Le culte du phallus d’Osiris
Le culte du phallus est ancestral et permettait chez de nombreuses civilisations de favoriser le développement de la population. Dans l’Égypte antique, cet engouement pour l’appendice masculin est fortement lié à la légende osiriaque. En effet, la fable du dieu Osiris, emblème de l’amour conjugal, veut que ce dernier connût une fin tragique puisqu’il aurait été découpé en quatorze morceaux avant d’être jeté dans le Nil par son frère Seth, fou de jalousie. Sa douce parèdre Isis tenta alors de réunir le corps éparpillé de son défunt époux, comme figuré sur l’enluminure qui suit.

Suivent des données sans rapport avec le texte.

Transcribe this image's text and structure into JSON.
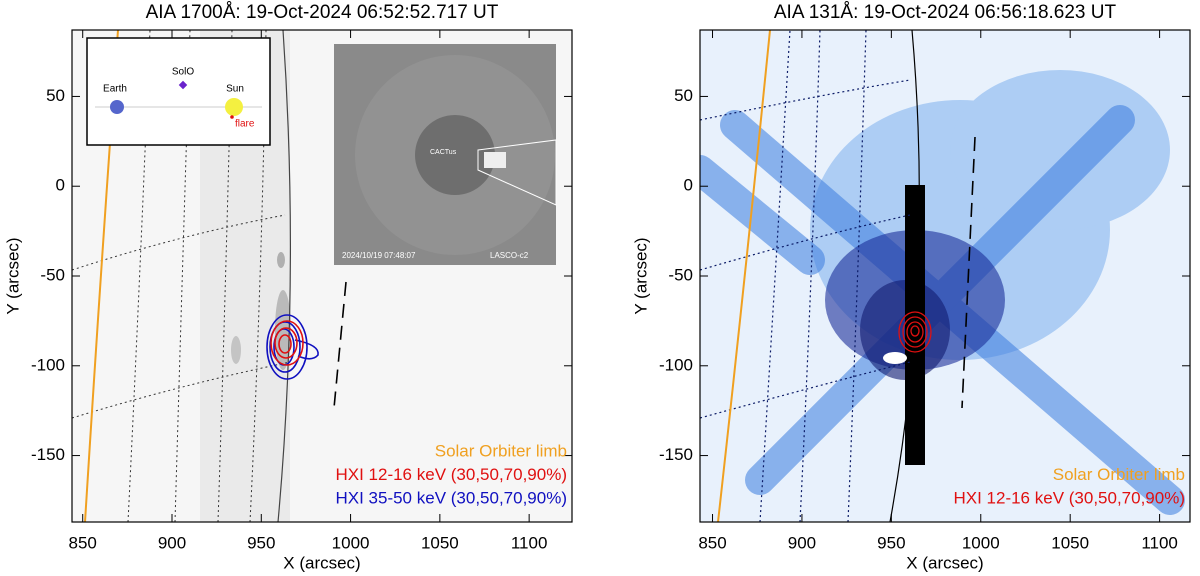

Malheureusement Isis a beau être une déesse, elle n’échappe pas à la « malédiction de la pièce manquante » et le membre viril d’Osiris demeure introuvable (gobé par un poisson, une sale histoire) ! Aussi décide-t-elle de fabriquer une représentation du phallus d’Osiris afin de pouvoir rendre à son corps les honneurs funèbres lui permettant de rejoindre le royaume des morts. À l’image de l’idole façonnée par Isis, des représentations phalliques se retrouvent alors exposées dans les temples et deviennent des objets de dévotion pour toute la population. Ainsi, Hérodote (484-425 av. J.-C.) rapporte que « Les Égyptiens […] ont inventé des figures d’environ une coudée de haut, qu’on fait mouvoir par le moyen d’une corde. Les femmes portent dans les bourgs et les villages ces figures, dont le membre viril n’est guère moins grand que le reste du corps et qu’elles font remuer. Un joueur de flûte marche à la tête ; elles le suivent, en chantant les louanges de Bacchus. Mais pourquoi ces figures ont-elles le membre viril d’une grandeur si peu proportionnée, et pourquoi ne remuent-elles que cette partie ? On en donne une raison sainte ; mais je ne dois pas la rapporter » (Hérodote, Histoires, II, 48). Et Plutarque (45-120) d’ajouter que « partout, ils montrent une statuette d’Osiris anthropomorphe avec un phallus en érection du fait de son pouvoir procréateur et nourricier ». Convaincus par les Égyptiens, les Phéniciens adoptèrent le culte du phallus d’Osiris et le transmirent en Orient, où il fut adoré sous le nom de Belphégor ou Béel-phegor (de Baal ou Béel, le dieu nu des Moabites). Puis vint le tour des Phrygiens qui embrassèrent cette idole en lui donnant le nom de Priape, qui aurait été le fils de Vénus et de Bacchus. De fil en aiguille, ce culte a fini par aller se faire voir chez les Grecs ; eux-même le transmirent aux Romains qui, comme d’habitude, s’alignèrent. D’ailleurs, petite mise au point avant de poursuivre : Osiris, c’est le Dionysos des Grecs et le Bacchus des Romains. À présent, laissez-moi vous présenter quelques idées déco à piocher parmi les objets de dévotion de l’Antiquité.
Les phallus votifs
Ainsi, à Athènes et à Rome on commence à suivre la mode égyptienne : on promène des phallus en procession, notamment lors des phallophories grecques.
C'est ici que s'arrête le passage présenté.